Além dos medicamentos especializados utilizados no tratamento de doenças específicas ou raras como artrite reumatoide, Alzheimer, esclerose e Parkinson, o programa Farmácia de Todos realiza a distribuição de medicamentos básicos e de alto custo – segundo a SES-MG, são cerca de 340 itens contemplados em 261 municípios. (JS)
LISTA DE MEDICAMENTOS
Veja a lista de remédios não encontrados por pacientes ouvidos no dia 20 de dezembro na Farmácia de Minas (av. do Contorno, 8.495, no bairro Santo Agostinho). Na sequência está a resposta da SES-MG para cada situação e também o preço médio encontrado em drogarias consultadas pela reportagem:
Sacarato de hidróxido de ferro (R$ 50), gabapentina 400 mg (mesmo princípio ativo do Gabaneurin – R$ 82,68), atorvastatina 20 mg (R$ 42,34), topiramato (R$ 18) e ciprofibrato 100 mg (R$ 32,95)

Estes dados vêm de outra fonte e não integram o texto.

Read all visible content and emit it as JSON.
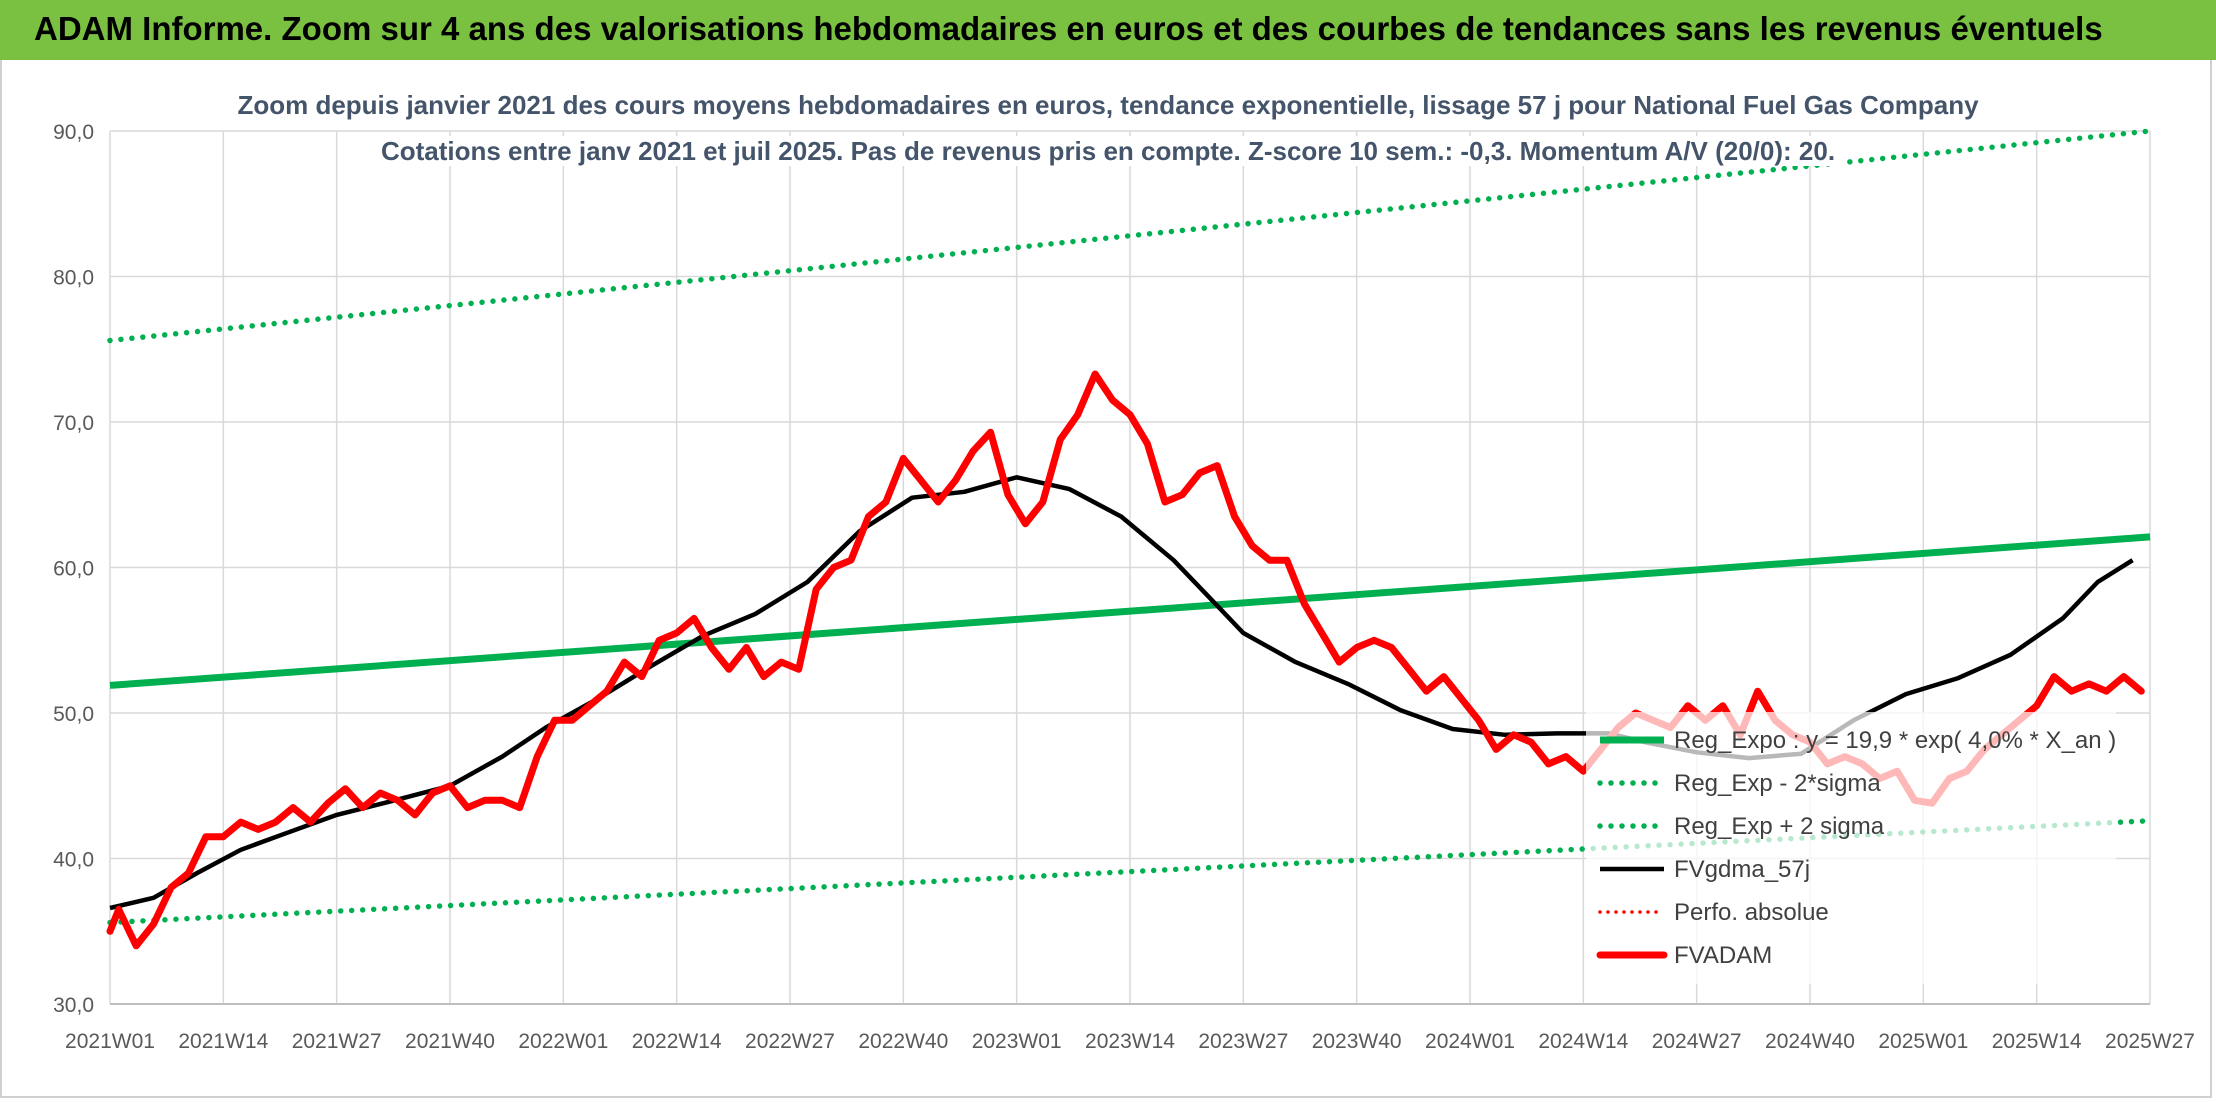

Resposta: Tão logo os itens sejam entregues, será autorizada a distribuição a todas as regionais de saúde do Estado.
Lamotrigina 100 mg (R$ 36,91) e ambrisentana 10 mg (não foi encontrado em três drogarias)
Resposta: Foram entregues recentemente pelos fornecedores. Uma distribuição complementar está em fase de autorização. A previsão de entrega para Belo Horizonte é até o início da próxima semana, conforme quantidade solicitada.
Alfaepoetina 4.000 UI – (R$ 39,89)
Resposta: o remédio tem sua aquisição centralizada pelo Ministério da Saúde (MS), ou seja, a compra é realizada pelo MS, e este distribui aos Estados. Os medicamentos foram solicitados ao MS conforme cronograma previamente definido por ele. A SES-MG aguarda entrega pelo Ministério da Saúde.
Alfaepoetina 1.000 UI (é a eritropoietina humana – R$ 237,49, com seis seringas)
Resposta: não está em falta na regional de Belo Horizonte.
Alendronato 70 mg – (R$ 22,49);
Resposta: faz parte do componente básico da assistência farmacêutica, sendo disponibilizado nos postos de saúde municipais.
Resposta da Secretaria Municipal de Saúde de Belo Horizonte: “indicado para o tratamento de osteoporose, o abastecimento está irregular devido ao atraso na entrega pelo fornecedor. A SMSA já tomou as medidas administrativas cabíveis, como multa e notificações à empresa, para resolver essa situação”.